Moreover, the Court hereby requires judges to electronically sign orders and file them through the Portal or directly to the clerk’s case maintenance system when CAPS is available, fully-operational, and integrated with the Portal to receive proposed orders and file electronically signed orders. The Court also encourages the utilization of standardized, self-populating templates to improve the consistency of orders from case to case and county to county. Finally, although several CAPS systems allow for the direct filing of proposed orders, the Court supports the continued development of the Portal and hereby encourages the submission of proposed orders through the Portal to CAPS.
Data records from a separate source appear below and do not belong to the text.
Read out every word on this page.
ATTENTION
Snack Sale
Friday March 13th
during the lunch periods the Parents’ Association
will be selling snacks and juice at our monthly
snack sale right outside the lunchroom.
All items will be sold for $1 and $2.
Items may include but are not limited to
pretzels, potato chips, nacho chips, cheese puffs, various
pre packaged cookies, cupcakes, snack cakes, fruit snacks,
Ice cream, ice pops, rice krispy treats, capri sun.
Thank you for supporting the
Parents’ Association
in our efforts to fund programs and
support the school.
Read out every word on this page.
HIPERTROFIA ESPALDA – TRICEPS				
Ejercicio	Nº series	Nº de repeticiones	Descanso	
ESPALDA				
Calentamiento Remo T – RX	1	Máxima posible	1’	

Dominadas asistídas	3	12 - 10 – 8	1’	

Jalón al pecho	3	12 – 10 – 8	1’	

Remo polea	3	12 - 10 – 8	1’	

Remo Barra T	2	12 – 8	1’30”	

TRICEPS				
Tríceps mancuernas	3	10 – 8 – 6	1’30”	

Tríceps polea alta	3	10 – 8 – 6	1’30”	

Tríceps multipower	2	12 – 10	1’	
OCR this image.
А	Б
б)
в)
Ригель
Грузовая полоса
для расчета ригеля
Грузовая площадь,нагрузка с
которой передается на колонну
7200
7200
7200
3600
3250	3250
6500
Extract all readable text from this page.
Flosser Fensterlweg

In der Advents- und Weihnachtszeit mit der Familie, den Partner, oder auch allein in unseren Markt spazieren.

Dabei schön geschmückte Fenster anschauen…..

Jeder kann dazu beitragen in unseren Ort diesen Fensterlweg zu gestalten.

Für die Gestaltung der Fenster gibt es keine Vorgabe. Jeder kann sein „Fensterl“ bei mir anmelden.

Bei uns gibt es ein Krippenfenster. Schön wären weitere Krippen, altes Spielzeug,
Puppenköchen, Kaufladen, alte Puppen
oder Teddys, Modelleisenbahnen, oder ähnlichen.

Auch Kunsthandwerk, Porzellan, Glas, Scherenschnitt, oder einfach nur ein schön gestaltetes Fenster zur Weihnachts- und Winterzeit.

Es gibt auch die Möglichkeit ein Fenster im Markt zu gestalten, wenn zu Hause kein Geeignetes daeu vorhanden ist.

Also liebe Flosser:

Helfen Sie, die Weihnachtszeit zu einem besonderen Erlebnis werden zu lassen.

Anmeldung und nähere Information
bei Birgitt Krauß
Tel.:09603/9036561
Chief judges of the trial courts are responsible for overseeing implementation of judicial e-filing within their respective circuit, pursuant to the policies and guidance set forth in this administrative order. Chief judges shall notify the Florida Courts Technology Commission when each county within their respective circuit has fully implemented judicial e-filing in accordance with this administrative order. If a trial court is not able to fully implement judicial e-filing in every county in that circuit within six months of the date of this order, the chief judge shall report that information to the Florida Courts Technology Commission and continue to report on a biannual basis thereafter until every county within the circuit has fully implemented judicial e-filing. The report shall include a description of the trial court’s progress and indicate the reasons it has not implemented judicial electronic filing within that jurisdiction, including when it is not practical. In multi-county circuits, the report should provide this information on a county-by-county basis.

DONE AND ORDERED at Tallahassee, Florida, on November 1, 2019.
1. See In re: Electronic Filing in the Supreme Court of Florida Via the Florida Courts E-Filing Portal, Fla. Admin. Order No. AOSC13-7, and In re: Electronic Filing of Criminal Cases in the Trial Courts of Florida Via the Florida Courts E-Filing Portal, Fla. Admin. Order No. AOSC13-48.